Wrapping Up and Evaluation


You should now have a huge list of ideas and a roomful of very tired people. It’s now time to wrap up.



Sometimes a good way to wrap up is to get a “sense of the room”. Often this involves going back to your criteria as a baseline and then using some sort of voting to assess group opinion. First remove any ideas that clearly don’t fit the criteria, and then submit those remaining to the group and ask them to vote. 


My usual method of voting is to give each person a number of votes (represented by a magnet, checkmark, or sticker) equal to about 25% of the number of remaining ideas and ask them to vote for the ones they think are best. So for example if we generate 40 ideas that pass our criteria, each participant has 10 votes to distribute among their favorites. I usually let people spread their votes out however they want, including putting several (or all) of their votes onto a single idea if they really want to. 


Alternatively, sometimes a good way to wrap up is to skip the “sense of the room” and refer the ideas to someone else for evaluation (maybe yourself, a member of the design team, the studio’s leads, etc). Simply thank everyone for their time and energy and make sure the recorder follows up the session by distributing their permanent record (whiteboard photos, a cleaned-up Google Doc, etc). In addition to being a good souvenir, the record will encourage people to think about and perhaps further develop ideas from the meeting.
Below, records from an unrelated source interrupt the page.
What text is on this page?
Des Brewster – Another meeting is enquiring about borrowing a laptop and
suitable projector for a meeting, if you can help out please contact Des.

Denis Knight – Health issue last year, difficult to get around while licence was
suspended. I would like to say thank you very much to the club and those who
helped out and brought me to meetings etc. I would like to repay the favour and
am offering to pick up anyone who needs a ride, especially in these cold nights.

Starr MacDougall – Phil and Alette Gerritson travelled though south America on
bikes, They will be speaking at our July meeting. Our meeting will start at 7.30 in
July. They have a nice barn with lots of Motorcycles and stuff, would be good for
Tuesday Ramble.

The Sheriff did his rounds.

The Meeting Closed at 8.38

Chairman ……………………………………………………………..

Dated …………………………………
Whatever you do, remember what I said above about making final decisions during or immediately after the brainstorm. Ideas that seem amazing often fall apart upon reflection, while others that didn’t get a good hearing in the room can turn into gems with a little further thought. Give your brain a little time to remove the “idea goggles” before making a big decision that can determine the fate of your project. As for that big decision, maybe it takes the form of a simple meeting, a discussion thread or a second resolution-focused brainstorming session whose criteria are narrower.

Man in the Mountain

Conclusion


Brainstorming is a critical part of the creative process, especially when things feel stuck. It can powerfully harness the collective brainpower of engaged individuals and yield something great. But doing so requires careful preparation and a strong set of guidelines to keep things moving and steer the process in the right direction. The guidelines in this article have given us many great results over the years. Try them out and see what works best for your teams. And let us know what you think!